Ahhhhh...it sounds like the no-kneed bread.  My first bread too!  This is an easy bread you can make for your family...and it can taste great too.  I have a hard time moving on from this bread because my friends/co-workers/and family won't let me not make it!  LOL..  I suggest buying some other flours to mix in.  I subsitute 1/2 cup of Amaranth flour for the bread flour (you can use oat flour, rye flour...any kind you like) and it makes an incredible nutty flavored bread.  Use a loaf pan if you like, but I just shape a boule and use my baking stone.  I like the crust much better on the boule. 

Oh, and I love the BBA as my second bread book.  Just don't try to start with Nancy Silveton's Breads from the La Brea Bakery.  Oy vey, I almost walked away from bread making.  I am saving it though...one day it will all make sense. 

Cheers and good luck! 

 

benny5641's picture
benny5641

Hi all, thanks again for all the help, advice, and encouragement. I still feel sometimes as though I've been dropped in a foreign country without knowing how to speak or understand the language, but I am having fun, and learning alot! (Though I do feel it's two steps forward, one step back sometimes!)

I made the Clayton recipe- one loaf didn't rise the second time, and the other one did!! I think I folded it improperly? Maybe I should have left it to proof longer, even though the other one was all ready to pop in the oven? I really didn't know what I was doing at that point. The second loaf had a beautiful crumb, and sliced up really nicely the next morning. My boys loved it for toast and peanut butter and jelly sandwiches. It really was a pretty loaf of bread-if I do say so myself. The only thing I noticed was it had quite a large air pocket in the middle/top of the loaf, and when you toasted it, it (the top crust) in that area would break off really easily/ Any more suggestions?
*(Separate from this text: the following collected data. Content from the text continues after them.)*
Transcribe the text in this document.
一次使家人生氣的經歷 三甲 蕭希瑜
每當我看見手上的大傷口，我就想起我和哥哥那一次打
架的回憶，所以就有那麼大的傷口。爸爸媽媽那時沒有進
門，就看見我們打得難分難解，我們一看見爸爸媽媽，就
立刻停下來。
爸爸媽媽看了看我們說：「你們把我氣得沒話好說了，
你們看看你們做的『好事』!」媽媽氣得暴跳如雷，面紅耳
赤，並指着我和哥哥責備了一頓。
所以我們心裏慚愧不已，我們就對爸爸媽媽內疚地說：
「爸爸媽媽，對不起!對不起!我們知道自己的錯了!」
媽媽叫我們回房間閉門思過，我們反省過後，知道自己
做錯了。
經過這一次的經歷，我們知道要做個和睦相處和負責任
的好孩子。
I also still have the original starter I began with in the fridge. I have been feeding it, although I'm not sure if I'm doing it properly. It's pretty thick, but smells fine, (I think), and is definitely still living. My question is this: Do I just use some in my next recipe in place of the yeast called for? If so, how much do I use? Then I just replace that amount with equal amounts flour and water? Can I use any flour, or should it always be the same one?

I just got a call this morning from mylocal library branch, letting my know that the copy of The Bread Bible I requested has arrived. I plan on picking it up this afternoon, or tomorrow morning. I'm hoping I'll be able to get more answers from it as well.
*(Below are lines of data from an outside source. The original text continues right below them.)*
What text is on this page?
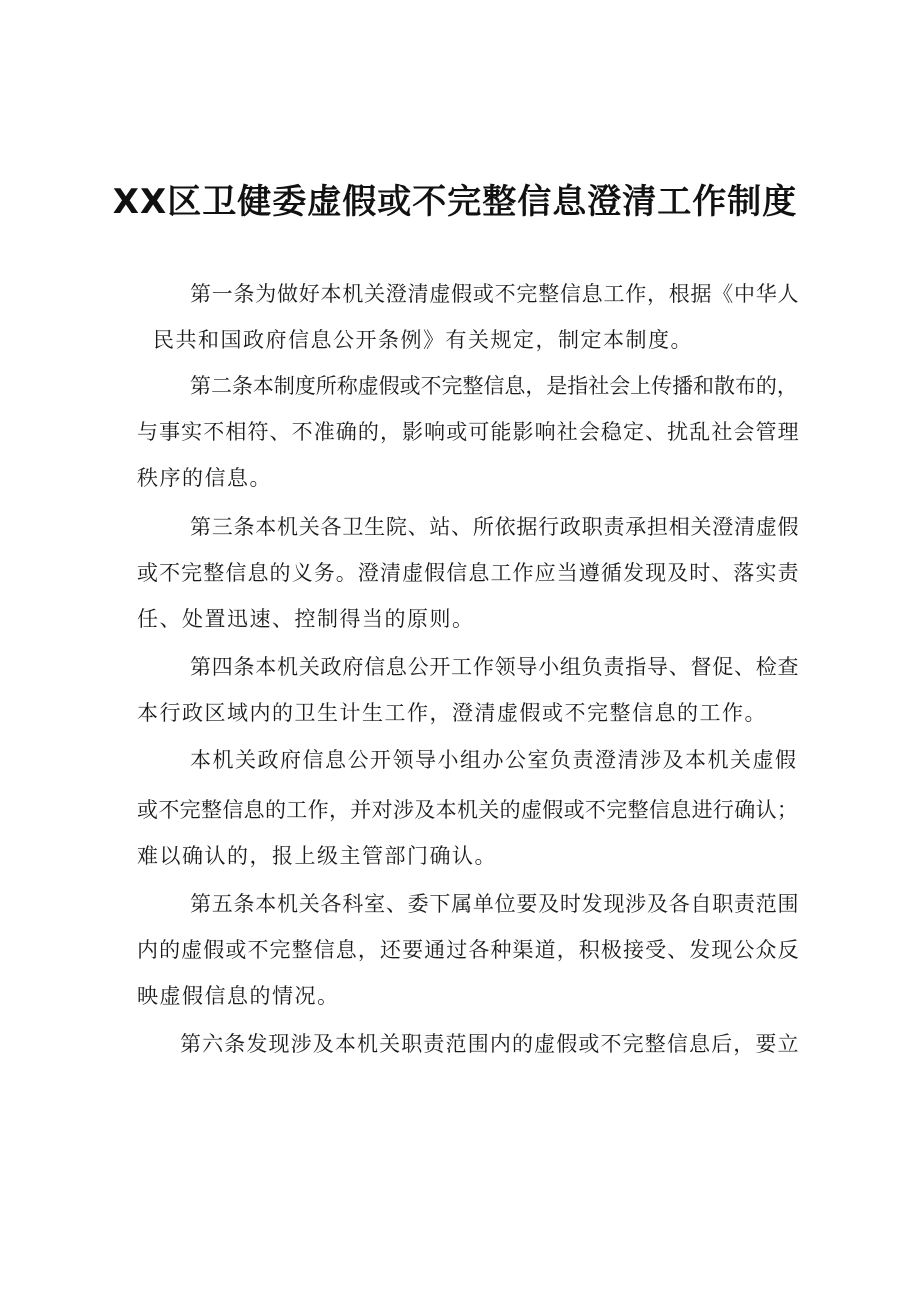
XX区卫健委虚假或不完整信息澄清工作制度
第一条为做好本机关澄清虚假或不完整信息工作，根据《中华人
民共和国政府信息公开条例》有关规定，制定本制度。
第二条本制度所称虚假或不完整信息，是指社会上传播和散布的，
与事实不相符、不准确的，影响或可能影响社会稳定、扰乱社会管理
秩序的信息。
第三条本机关各卫生院、站、所依据行政职责承担相关澄清虚假
或不完整信息的义务。澄清虚假信息工作应当遵循发现及时、落实责
任、处置迅速、控制得当的原则。
第四条本机关政府信息公开工作领导小组负责指导、督促、检查
本行政区域内的卫生计生工作，澄清虚假或不完整信息的工作。
本机关政府信息公开领导小组办公室负责澄清涉及本机关虚假
或不完整信息的工作，并对涉及本机关的虚假或不完整信息进行确认；
难以确认的，报上级主管部门确认。
第五条本机关各科室、委下属单位要及时发现涉及各自职责范围
内的虚假或不完整信息，还要通过各种渠道，积极接受、发现公众反
映虚假信息的情况。
第六条发现涉及本机关职责范围内的虚假或不完整信息后，要立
Thanks again-What a great bunch of people this site seems to attract!!

Heather

MaryinHammondsport's picture
MaryinHammondsport

As long as you have a starter already, look at the Mike Avery's website Sourdough Home for a recipe. He has an excellent beginner's recipe there.
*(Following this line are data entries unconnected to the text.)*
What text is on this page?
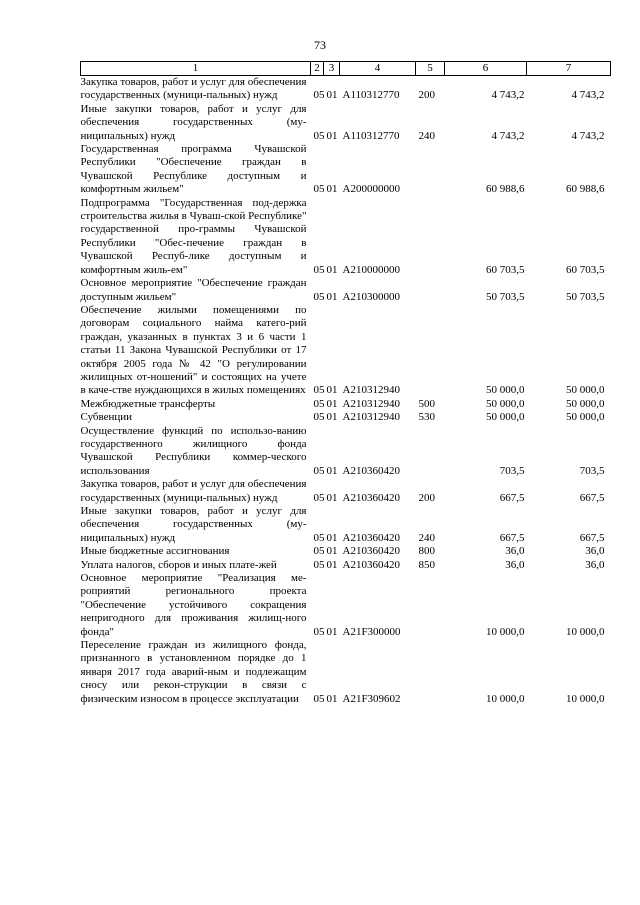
73
1	2	3	4	5	6	7
Закупка товаров, работ и услуг для обеспечения государственных (муници-пальных) нужд	05	01	A110312770	200	4 743,2	4 743,2
Иные закупки товаров, работ и услуг для обеспечения государственных (му-ниципальных) нужд	05	01	A110312770	240	4 743,2	4 743,2
Государственная программа Чувашской Республики "Обеспечение граждан в Чувашской Республике доступным и комфортным жильем"	05	01	A200000000		60 988,6	60 988,6
Подпрограмма "Государственная под-держка строительства жилья в Чуваш-ской Республике" государственной про-граммы Чувашской Республики "Обес-печение граждан в Чувашской Респуб-лике доступным и комфортным жиль-ем"	05	01	A210000000		60 703,5	60 703,5
Основное мероприятие "Обеспечение граждан доступным жильем"	05	01	A210300000		50 703,5	50 703,5
Обеспечение жилыми помещениями по договорам социального найма катего-рий граждан, указанных в пунктах 3 и 6 части 1 статьи 11 Закона Чувашской Республики от 17 октября 2005 года № 42 "О регулировании жилищных от-ношений" и состоящих на учете в каче-стве нуждающихся в жилых помещениях	05	01	A210312940		50 000,0	50 000,0
Межбюджетные трансферты	05	01	A210312940	500	50 000,0	50 000,0
Субвенции	05	01	A210312940	530	50 000,0	50 000,0
Осуществление функций по использо-ванию государственного жилищного фонда Чувашской Республики коммер-ческого использования	05	01	A210360420		703,5	703,5
Закупка товаров, работ и услуг для обеспечения государственных (муници-пальных) нужд	05	01	A210360420	200	667,5	667,5
Иные закупки товаров, работ и услуг для обеспечения государственных (му-ниципальных) нужд	05	01	A210360420	240	667,5	667,5
Иные бюджетные ассигнования	05	01	A210360420	800	36,0	36,0
Уплата налогов, сборов и иных плате-жей	05	01	A210360420	850	36,0	36,0
Основное мероприятие "Реализация ме-роприятий регионального проекта "Обеспечение устойчивого сокращения непригодного для проживания жилищ-ного фонда"	05	01	A21F300000		10 000,0	10 000,0
Переселение граждан из жилищного фонда, признанного в установленном порядке до 1 января 2017 года аварий-ным и подлежащим сносу или рекон-струкции в связи с физическим износом в процессе эксплуатации	05	01	A21F309602		10 000,0	10 000,0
If you need help interpreting the recipe, Mike is very open to questions, or you can ask here.

Additionally, Mike's site will answer all your questions about feeding and maintaining a starter. It's a one-stop sourdough resource. There is almost TOO MUCH sourdough advice on The Fresh Loaf for a beginner; it's confusing until you get into the process. Then it all begins to have meaning and you can use the advice that suits you best.